Bitcoin's Bottom Line
Earlier this week, the FBI arrested Ross William Ulbricht, founder of an online marketplace for the sale of illegal drugs and other illicit goods and services. Transactions on his site, Silk Road, operated using Bitcoin currency. When the site was shut down, 26,000 bitcoins, worth almost $3.6M, were seized, making it the largest Bitcoin seizure in the currency's short, four year history. Although Silk Road users have now lost any bitcoins that they had tied up in the online marketplace at the time of its seizure, the anonymity offered by Bitcoin made it the ideal currency for the illegal transactions that took place on the site.
Last November, at a workshop hosted by the Urbanization Project on the implications of a cashless society, UP Director Paul Romer discussed some of the crime-reducing potential that the transition to a paperless economy might afford a society.
Within any jurisdiction, a prohibition on the use of paper currency could displace certain types of criminal activity, e.g. money laundering that brings cash from drug gangs into the banking system. It could raise the cost and/or reduce the incidence of some local criminal activities, but only if some substitute form of payment did not develop that provides an equal level of anonymity. Hand-to-hand exchange of a commodity like gold is one possibility. Electronic systems like bitcoin, coupled with pervasive internet connected mobile devices, might be another. But all such systems leave extensive electronic records of transactions, so they might expose criminal enterprises to more risk of detection and prosecution than systems based on hand-to-hand currency.
And it seems that Silk Road has proven Paul right. An article in The Washington Post discusses the potential implications for Bitcoin.

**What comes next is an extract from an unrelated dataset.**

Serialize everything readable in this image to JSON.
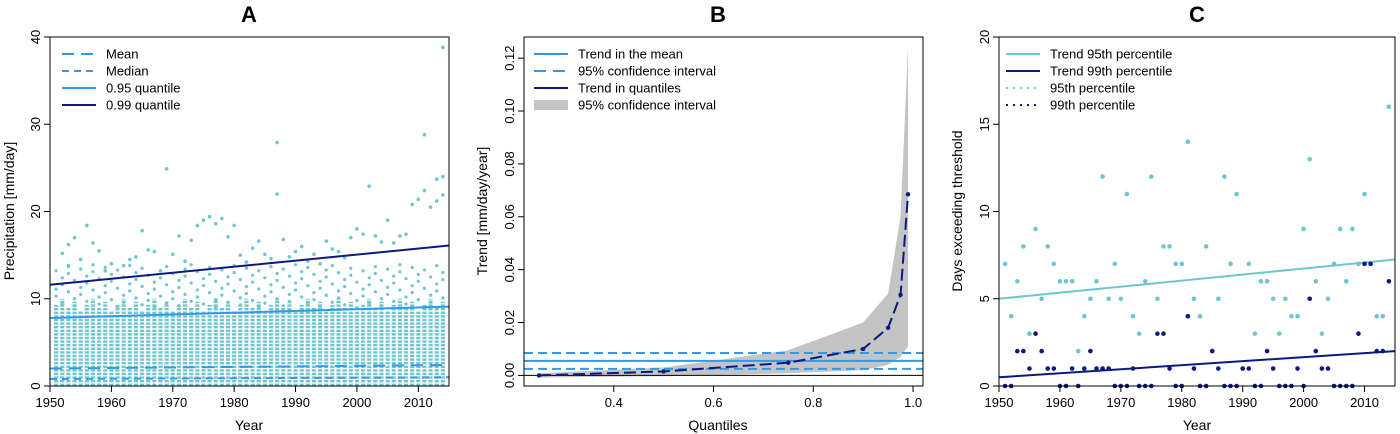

The Silk Road case could be a blow to one of Bitcoin’s greatest selling points: its reputation for secrecy, said Garth Bruen, president of the KnujOn spam-reporting service and a member of the DCA’s advisory board. That reputation was central to Silk Road’s ability to operate, and to Bitcoin itself, he said. But the federal investigation that led to Ulbricht’s arrest shows that even purchases made with anonymous profiles on an anonymous site are still trackable, he said.
“This goes to show you that though this is an anonymous currency, if you use it for illegal purposes, you will get caught,” Bruen said.
Going forward, Bitcoin's future may depend on the lesson its creators choose to take (or not to take) from Silk Road's downfall.
However, that crack in anonymity could turn out to be a positive thing for Bitcoin, he added, particularly among those who want to shed its reputation as the currency of choice for seedy online activities.
“This could be a way to say that Bitcoin is clean,” Bruen said, “or it could dirty its reputation as a currency that just exists to do illegal, nasty stuff.”